In our last two summer weeks Amy and I traveled 3,600 miles across the Eastern Seaboard, most of it in her convertible, off the Interstate, top down. We followed our younger son and his drum and bugle corps to the world championships in Indianapolis. On that Saturday we passed by Charlottesville, blissfully unaware of all that was unfolding, and the fallout that still threatens the soul of our nation. After a whirlwind Saturday, unpacking and repacking for freshman orientation at Furman University, we deposited our “baby.” Empty nest, here we come ….
From the foothills of the Piedmont we headed north, through the Shenandoah Valley and into Alexandria, Va. It turned out to be serendipitous, visiting Mount Vernon and reflecting on the ways some of our presidents are remembered. Presidential historian David McCullough ended our museum tour with timely words: “Teaching the world to be great, one must be truly good.” Let that sink in.
Crossing the Potomac, we relaxed a few days in a little farm house on the bank of the Choptank River, but then it was Friday, and “Sunday’s [always] a comin’,” so we headed home, pedal to the metal. Taking in all the trinkety disgrace that all beaches have become, from Rehoboth in Delaware to Virginia Beach south of the Chesapeake Bay, we detoured through Danville, Va., before a last few Interstate miles.
It wasn’t as if we spent any time with the people on those rural routes, but just smelling the endless cornfields in their back yards, the rain rising on the long plains in front of us, feeling the humid air, tasting the salty winds, felt a little like a personal introduction. And personal pride always warms your heart: landscaped farms, manicured lawns, hanging baskets, decorative flags, bloom-kept window boxes. Beautiful land, beautiful homes, beautiful people.
We’ve heard so much about these good folks, recently, and how so many of them, the hard-working, heart-of-America types, have lost their jobs, and in their despair over that lost dream have turned to opioids to numb the pain, or to an unorthodox president offering another kind of drug. I get it — and I could get on board with it if only the hope he is pedaling was based in reality. It’s not.

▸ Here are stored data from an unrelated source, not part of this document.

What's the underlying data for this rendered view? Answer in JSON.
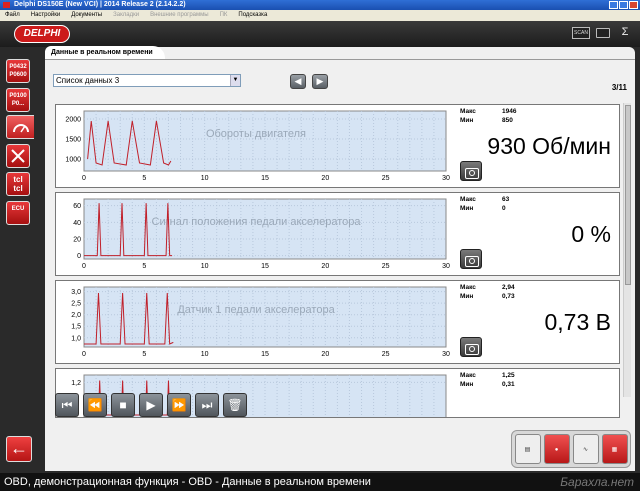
{
  "window": {
    "title": "Delphi DS150E (New VCI) | 2014 Release 2 (2.14.2.2)"
  },
  "menu": {
    "items": [
      "Файл",
      "Настройки",
      "Документы",
      "Закладки",
      "Внешние программы",
      "ПК",
      "Подсказка"
    ]
  },
  "header": {
    "logo": "DELPHI",
    "icon1": "SCAN",
    "brand": "Ʃ"
  },
  "sidebar": {
    "buttons": [
      "P0432\nP0600",
      "P0100\nP0...",
      "",
      "",
      "tcl\ntcl",
      "ECU"
    ]
  },
  "tab": {
    "label": "Данные в реальном времени"
  },
  "list_select": {
    "value": "Список данных 3",
    "arrow": "▼"
  },
  "nav": {
    "prev": "◀",
    "next": "▶"
  },
  "page_indicator": "3/11",
  "labels": {
    "max": "Макс",
    "min": "Мин"
  },
  "panels": [
    {
      "name": "Обороты двигателя",
      "max": "1946",
      "min": "850",
      "value": "930 Об/мин",
      "yticks": [
        "2000",
        "1500",
        "1000"
      ],
      "xticks": [
        "0",
        "5",
        "10",
        "15",
        "20",
        "25",
        "30"
      ]
    },
    {
      "name": "Сигнал положения педали акселератора",
      "max": "63",
      "min": "0",
      "value": "0 %",
      "yticks": [
        "60",
        "40",
        "20",
        "0"
      ],
      "xticks": [
        "0",
        "5",
        "10",
        "15",
        "20",
        "25",
        "30"
      ]
    },
    {
      "name": "Датчик 1 педали акселератора",
      "max": "2,94",
      "min": "0,73",
      "value": "0,73 В",
      "yticks": [
        "3,0",
        "2,5",
        "2,0",
        "1,5",
        "1,0"
      ],
      "xticks": [
        "0",
        "5",
        "10",
        "15",
        "20",
        "25",
        "30"
      ]
    },
    {
      "name": "",
      "max": "1,25",
      "min": "0,31",
      "value": "",
      "yticks": [
        "1,2"
      ],
      "xticks": []
    }
  ],
  "controls": [
    "⏮",
    "⏪",
    "■",
    "▶",
    "⏩",
    "⏭",
    "🗑"
  ],
  "back_button": "←",
  "status": {
    "text": "OBD, демонстрационная функция - OBD - Данные в реальном времени",
    "watermark": "Барахла.нет"
  },
  "colors": {
    "brand_red": "#cc1a1a",
    "plot_bg": "#d6e4f4",
    "trace": "#c0202a"
  }
}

Those jobs are not coming back.
I suspect there will be enough temporary gains to rally a few crowds, but I graduated from high school in a Southern mill town that boasted a half-dozen textile plants. Some of my classmates drove their new Camaro Z/28s to graduation because their chosen extracurricular had been the third shift — and for a high school senior with a new hotrod, the sky seems the limit. I think there is one functioning plant in that county now, however, and I understand it only takes maybe one employee per shift to flip the switches for the automated looms that produce more than an entire working class ever could — and which never calls in sick or comes in hungover or argues with the boss over time-and-a-half.
So you can imagine, if you care to be honest, how many textile jobs are coming back to Clinton, and who’s going to be driving all of America’s taxi cabs when Google finishes beta-testing its driverless cars (maybe even before the next election). And if you can continue looking reality in the eye, you don’t have to ask what business owner with any savvy will opt to pay benefits and argue over mileage rates, when they can just plug in the address and send a fleet of driverless big-rigs down the Interstate. We already pump our own gas and check ourselves out at the grocery store. Some fast food restaurants are farming out “Can I Take Your Order” to a call center half a world away, and hospitals are experimenting with the Pakistani surgeon who controls the robot that just did your open heart surgery.

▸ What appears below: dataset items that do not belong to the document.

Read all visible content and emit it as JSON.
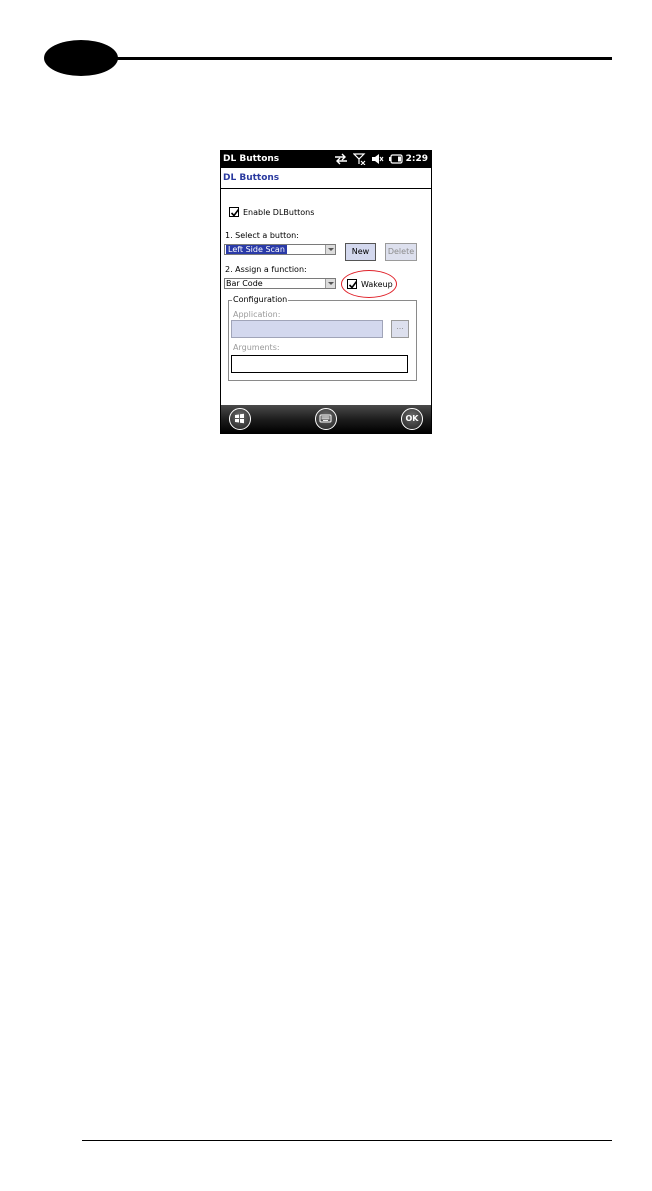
{
  "device": {
    "statusbar": {
      "title": "DL Buttons",
      "clock": "2:29",
      "icons": [
        "sync-icon",
        "no-signal-icon",
        "volume-muted-icon",
        "battery-icon"
      ]
    },
    "app_title": "DL Buttons",
    "enable_checkbox": {
      "label": "Enable DLButtons",
      "checked": true
    },
    "select_button": {
      "label": "1. Select a button:",
      "value": "Left Side Scan",
      "new_label": "New",
      "delete_label": "Delete"
    },
    "assign_function": {
      "label": "2. Assign a function:",
      "value": "Bar Code",
      "wakeup_label": "Wakeup",
      "wakeup_checked": true
    },
    "configuration": {
      "legend": "Configuration",
      "application_label": "Application:",
      "application_value": "",
      "browse_label": "...",
      "arguments_label": "Arguments:",
      "arguments_value": ""
    },
    "taskbar": {
      "ok_label": "OK"
    }
  },
  "colors": {
    "title_blue": "#2a3a9f",
    "selection_blue": "#2a3aa8",
    "highlight_red": "#e0222a"
  }
}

Those jobs are not coming back.
We can stick our head in the sand if we want, cheer for the lie at all the campaign rallies — or we can start envisioning a new world which values people over productivity, the common good over common goods. Most of the robot movies these days are dystopian (they’re coming to destroy the world), and this much is true: they are coming (they’re actually already here), and they are going to take over much of what most of the world has always done.

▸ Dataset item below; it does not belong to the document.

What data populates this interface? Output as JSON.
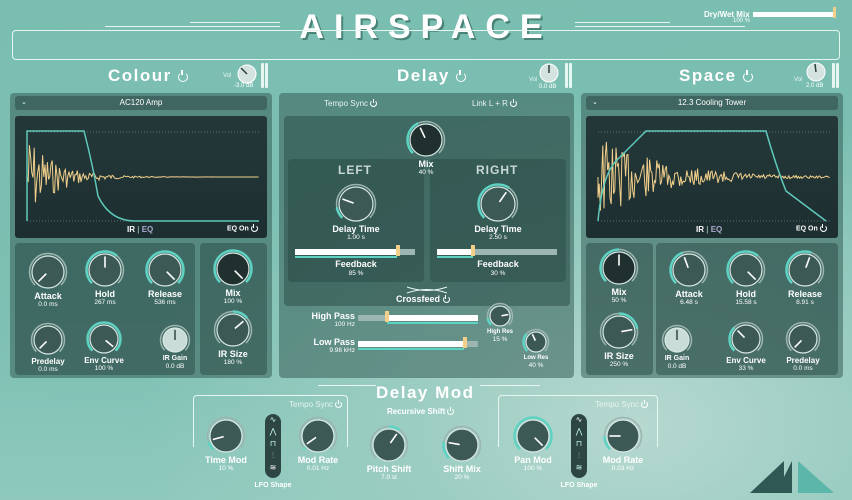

But fear not. The machine that just took away your menial job also just freed you to be truly creative, loosed you from that prison of just making widgets, slaving just for money, and opened to you miles and miles and endless miles of beautiful possibility. Someone just needs to start envisioning those possibilities for us.
Hard truth is like the country road: it’ll take you longer to get there, but there’s no substitute for seeing the real thing.